Subject: Re: Oh, well.
To: MacBSD General Mailing List <macbsd-general@sun-lamp.cs.berkeley.edu>
From: Brad "ADB Guy" Grantham <grantham@netcom.com>
List: macbsd-general
Date: 07/13/1994 13:30:42
Milo Sharp Writes:
>       Since I don't have a portable HD, instead I partitioned off part of
> my Powerbook's drive for MacBSD, so I can try it on the IIcx'es in my office.
> I set aside 55mb for the Root, and 4 for the Swap, and the other 60 or so is
> my MacOS partition.  While I had all the stuff installed, I figured, what the
> heck, go ahead and try it on the Powerbook.
>       Not even a single gray bar.  Blech.  (That's a Powerbook 165c, with 14
> megabytes of RAM.)  I'd hoped for a little, or perhaps even performance
> similar to the IIvx (i.e., no adb, but could be connected to via the serial
> ports).

Does a 165C have an FPU?

I had a Powerbook booting for a time, back in January, in a VERY limited
fashion.  I convinced it to boot to the single user prompt, but it wouldn't
accept input from ADB or send output to serial.  There are several problems
with Powerbooks ad Duos that we may or may not be able to correct some day:

	1) different ADB implementation than the current MacBSD (possibly
	the same as the IIsi, IIvx, and other desktop machines)

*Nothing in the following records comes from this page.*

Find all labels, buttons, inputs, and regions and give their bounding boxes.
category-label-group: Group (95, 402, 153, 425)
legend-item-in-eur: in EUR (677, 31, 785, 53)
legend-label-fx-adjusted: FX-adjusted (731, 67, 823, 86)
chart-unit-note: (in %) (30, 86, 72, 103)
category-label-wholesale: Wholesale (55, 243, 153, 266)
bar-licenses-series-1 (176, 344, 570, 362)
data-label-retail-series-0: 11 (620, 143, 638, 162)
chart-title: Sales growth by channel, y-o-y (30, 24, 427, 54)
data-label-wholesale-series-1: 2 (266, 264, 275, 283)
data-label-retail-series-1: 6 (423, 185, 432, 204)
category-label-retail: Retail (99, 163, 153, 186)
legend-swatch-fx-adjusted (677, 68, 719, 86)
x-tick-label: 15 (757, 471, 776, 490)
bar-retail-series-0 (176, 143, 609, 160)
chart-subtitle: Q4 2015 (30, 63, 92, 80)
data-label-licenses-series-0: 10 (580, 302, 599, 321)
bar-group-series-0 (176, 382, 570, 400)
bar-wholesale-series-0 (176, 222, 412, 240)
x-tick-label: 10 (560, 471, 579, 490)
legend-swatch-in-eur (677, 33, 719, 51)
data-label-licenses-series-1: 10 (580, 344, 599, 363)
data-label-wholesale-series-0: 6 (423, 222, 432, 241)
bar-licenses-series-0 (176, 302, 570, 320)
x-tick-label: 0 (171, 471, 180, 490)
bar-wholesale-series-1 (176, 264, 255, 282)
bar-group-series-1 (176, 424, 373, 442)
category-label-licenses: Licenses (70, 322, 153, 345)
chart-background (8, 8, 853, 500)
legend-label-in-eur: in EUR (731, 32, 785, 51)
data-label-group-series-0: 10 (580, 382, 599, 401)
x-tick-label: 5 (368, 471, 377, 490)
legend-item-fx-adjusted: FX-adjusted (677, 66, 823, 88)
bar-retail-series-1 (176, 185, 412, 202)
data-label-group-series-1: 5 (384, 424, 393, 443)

	2) the Booter uses the Shutdown Manager, which does things to the
	power manager that have heinous consequences for UNIX, such as:
		a) the serial chip is powered off when not open, and we don't
		open the serial device in the booter, where we could convince
		MacOS to turn on the serial chip, maybe.
		b) the ADB chip may also be turned off by the shutdown manager.
		c) SCSI may sleep, but I had it configured at one point to
		stay awake indefinitely

	3) many PBs and Duos do not have FPU's, and we don't have an
	emulator running yet.

	4) the portables have an implementation of internal video which
	does not interact favorably with our memory map.  This should be
	fixable, given a little time to experiment, which none of us
	here at alice really have.

Milo: I apologize for never solidifying the Powerbook borrow we talked
about.  I guess it will just have to wait until I really have nothing
else on my plate.

		-Brad
-- 
 '1' means a BLACK pixel, '1' means button UP, what will Apple think of next?
Brad Grantham, grantham@netcom.com >+------+< Happily slaved to NetBSD/Mac68k!
	I thought I would have to go without dinner tonight until I
       remembered the container of chocolate frosting in the fridge!